Вот оно. Я бросаю взгляд на Пола, стараясь не выдать своего радостного возбуждения. Я так и думала, что учебу Райны оплачивают не ее родители.

– Вы не расскажете подробнее, какой она была, пока жила с вами? Что она за человек? И почему убежала из дома?

Миссис Хэммонд внезапно устремляет на меня подозрительный взгляд.

– Кто, говорите, вы такие?

– Мы помогаем студентам осваиваться в Олдриче, в непривычной обстановке. Что-то вроде психотерапевтов.

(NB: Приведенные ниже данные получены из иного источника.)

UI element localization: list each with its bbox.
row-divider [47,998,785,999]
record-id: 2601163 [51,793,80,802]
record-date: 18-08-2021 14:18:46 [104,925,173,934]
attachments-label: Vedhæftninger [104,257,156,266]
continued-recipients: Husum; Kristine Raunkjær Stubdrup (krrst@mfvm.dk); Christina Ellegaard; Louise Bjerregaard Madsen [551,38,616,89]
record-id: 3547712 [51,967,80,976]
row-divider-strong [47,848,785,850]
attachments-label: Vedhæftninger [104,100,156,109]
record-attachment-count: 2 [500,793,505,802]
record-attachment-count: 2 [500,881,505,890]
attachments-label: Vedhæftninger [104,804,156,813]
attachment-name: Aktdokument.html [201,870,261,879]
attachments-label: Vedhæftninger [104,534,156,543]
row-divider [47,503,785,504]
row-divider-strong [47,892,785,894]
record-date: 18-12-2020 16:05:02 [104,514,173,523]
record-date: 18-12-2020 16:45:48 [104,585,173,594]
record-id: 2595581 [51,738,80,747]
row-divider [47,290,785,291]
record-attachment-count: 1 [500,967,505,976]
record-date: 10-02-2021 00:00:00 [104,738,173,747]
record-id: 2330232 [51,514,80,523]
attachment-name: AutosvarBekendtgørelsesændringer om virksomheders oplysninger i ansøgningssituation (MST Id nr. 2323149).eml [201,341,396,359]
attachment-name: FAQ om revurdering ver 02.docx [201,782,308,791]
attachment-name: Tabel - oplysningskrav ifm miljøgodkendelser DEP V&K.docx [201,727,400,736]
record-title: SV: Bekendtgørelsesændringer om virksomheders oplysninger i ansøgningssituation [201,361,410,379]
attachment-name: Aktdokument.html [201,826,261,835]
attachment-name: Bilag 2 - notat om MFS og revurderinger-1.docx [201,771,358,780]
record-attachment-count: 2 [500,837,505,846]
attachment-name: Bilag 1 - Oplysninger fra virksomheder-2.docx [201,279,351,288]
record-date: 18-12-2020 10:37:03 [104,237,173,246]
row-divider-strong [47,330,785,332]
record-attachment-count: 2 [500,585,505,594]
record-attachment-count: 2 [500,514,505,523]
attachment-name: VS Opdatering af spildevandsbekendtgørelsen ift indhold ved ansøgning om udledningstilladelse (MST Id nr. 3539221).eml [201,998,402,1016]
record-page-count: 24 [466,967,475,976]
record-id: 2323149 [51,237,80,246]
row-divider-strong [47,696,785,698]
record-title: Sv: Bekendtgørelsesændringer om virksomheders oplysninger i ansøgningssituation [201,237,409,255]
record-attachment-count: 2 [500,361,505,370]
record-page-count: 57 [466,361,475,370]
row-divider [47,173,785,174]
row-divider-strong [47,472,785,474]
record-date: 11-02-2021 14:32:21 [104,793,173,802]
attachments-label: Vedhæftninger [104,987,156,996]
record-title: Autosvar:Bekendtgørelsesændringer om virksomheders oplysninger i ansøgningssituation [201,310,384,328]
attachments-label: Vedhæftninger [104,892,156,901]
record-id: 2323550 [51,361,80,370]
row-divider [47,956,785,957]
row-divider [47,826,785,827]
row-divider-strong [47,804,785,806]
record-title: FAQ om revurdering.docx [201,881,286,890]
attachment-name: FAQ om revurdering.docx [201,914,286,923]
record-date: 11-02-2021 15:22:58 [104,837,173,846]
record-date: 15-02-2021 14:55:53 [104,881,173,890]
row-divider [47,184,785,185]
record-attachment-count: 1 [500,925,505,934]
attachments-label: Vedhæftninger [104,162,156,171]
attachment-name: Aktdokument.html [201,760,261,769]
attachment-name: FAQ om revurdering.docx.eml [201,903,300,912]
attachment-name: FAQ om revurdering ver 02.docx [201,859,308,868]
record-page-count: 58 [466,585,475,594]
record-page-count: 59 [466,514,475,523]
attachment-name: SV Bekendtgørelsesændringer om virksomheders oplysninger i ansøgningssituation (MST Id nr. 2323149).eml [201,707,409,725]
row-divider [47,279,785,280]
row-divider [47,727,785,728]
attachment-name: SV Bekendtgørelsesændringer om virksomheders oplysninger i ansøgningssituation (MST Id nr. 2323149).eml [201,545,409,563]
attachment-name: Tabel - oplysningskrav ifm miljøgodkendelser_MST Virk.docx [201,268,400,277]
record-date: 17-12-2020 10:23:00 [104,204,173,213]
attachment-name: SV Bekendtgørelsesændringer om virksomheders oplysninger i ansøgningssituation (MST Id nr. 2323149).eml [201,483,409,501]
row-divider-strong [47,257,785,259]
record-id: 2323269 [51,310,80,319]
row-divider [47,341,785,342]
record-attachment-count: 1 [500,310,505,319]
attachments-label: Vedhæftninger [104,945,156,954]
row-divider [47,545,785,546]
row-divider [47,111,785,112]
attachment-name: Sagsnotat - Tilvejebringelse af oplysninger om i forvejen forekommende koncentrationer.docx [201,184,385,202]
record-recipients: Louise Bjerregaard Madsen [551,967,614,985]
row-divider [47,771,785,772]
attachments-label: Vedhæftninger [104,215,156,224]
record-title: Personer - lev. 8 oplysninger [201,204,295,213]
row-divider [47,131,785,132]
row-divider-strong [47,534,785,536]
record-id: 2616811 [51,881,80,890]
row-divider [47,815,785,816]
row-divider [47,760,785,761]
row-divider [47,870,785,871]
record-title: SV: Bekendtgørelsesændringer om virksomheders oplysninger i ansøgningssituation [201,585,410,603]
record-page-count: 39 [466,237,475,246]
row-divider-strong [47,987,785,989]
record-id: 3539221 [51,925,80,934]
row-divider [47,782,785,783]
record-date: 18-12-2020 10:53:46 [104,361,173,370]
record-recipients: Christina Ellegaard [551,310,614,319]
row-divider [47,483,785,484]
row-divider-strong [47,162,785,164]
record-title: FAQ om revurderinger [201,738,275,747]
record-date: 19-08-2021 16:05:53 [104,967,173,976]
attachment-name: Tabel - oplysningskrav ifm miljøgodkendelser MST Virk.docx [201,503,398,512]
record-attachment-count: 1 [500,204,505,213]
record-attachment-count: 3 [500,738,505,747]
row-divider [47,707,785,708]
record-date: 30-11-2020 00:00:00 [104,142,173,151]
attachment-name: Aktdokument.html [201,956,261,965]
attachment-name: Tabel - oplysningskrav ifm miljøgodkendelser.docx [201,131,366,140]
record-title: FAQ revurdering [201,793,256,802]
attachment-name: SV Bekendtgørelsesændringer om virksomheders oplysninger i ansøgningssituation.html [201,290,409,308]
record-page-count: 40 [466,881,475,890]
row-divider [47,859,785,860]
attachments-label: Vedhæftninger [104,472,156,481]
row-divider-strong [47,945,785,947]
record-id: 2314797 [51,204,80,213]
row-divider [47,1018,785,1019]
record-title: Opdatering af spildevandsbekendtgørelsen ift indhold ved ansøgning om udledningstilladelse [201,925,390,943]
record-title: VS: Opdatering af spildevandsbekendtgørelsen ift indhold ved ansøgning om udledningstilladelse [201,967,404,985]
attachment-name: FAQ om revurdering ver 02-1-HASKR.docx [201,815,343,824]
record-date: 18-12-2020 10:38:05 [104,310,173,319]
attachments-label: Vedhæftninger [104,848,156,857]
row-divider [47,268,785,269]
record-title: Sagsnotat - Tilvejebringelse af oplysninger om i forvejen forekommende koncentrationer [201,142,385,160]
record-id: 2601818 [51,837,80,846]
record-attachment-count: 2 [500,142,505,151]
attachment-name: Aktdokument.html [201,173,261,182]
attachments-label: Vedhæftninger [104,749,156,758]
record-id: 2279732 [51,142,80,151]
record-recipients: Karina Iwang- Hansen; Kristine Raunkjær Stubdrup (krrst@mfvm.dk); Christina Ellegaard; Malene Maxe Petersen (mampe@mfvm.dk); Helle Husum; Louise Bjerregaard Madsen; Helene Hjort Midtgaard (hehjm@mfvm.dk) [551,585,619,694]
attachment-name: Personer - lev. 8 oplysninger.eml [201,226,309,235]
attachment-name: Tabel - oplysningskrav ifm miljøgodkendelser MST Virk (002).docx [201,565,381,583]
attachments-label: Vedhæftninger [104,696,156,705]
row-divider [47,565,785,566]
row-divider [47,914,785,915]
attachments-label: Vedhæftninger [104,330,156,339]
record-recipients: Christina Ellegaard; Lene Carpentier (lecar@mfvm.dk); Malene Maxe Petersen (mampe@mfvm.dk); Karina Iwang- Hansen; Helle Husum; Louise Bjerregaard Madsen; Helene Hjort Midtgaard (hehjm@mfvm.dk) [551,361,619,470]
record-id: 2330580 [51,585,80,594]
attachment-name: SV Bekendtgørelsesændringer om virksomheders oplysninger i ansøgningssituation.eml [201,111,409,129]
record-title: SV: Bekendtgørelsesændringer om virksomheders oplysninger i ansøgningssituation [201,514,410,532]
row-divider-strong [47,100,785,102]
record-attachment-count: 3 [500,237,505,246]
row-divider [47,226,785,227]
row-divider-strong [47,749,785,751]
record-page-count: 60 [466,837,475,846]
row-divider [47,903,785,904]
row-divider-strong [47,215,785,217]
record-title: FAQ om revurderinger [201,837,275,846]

Женщина выпячивает подбородок.

– Психотерапевты… – повторяет она подозрительно.

– Послушайте, мы будем благодарны, если вы нам что-нибудь расскажете о Райне, – вступает в разговор Пол. – Она, кстати, делает успехи. Успеваемость у нее отличная. Вы же хотите, чтобы у нее все было хорошо, правда? Чтобы она получила стипендию Олдрича?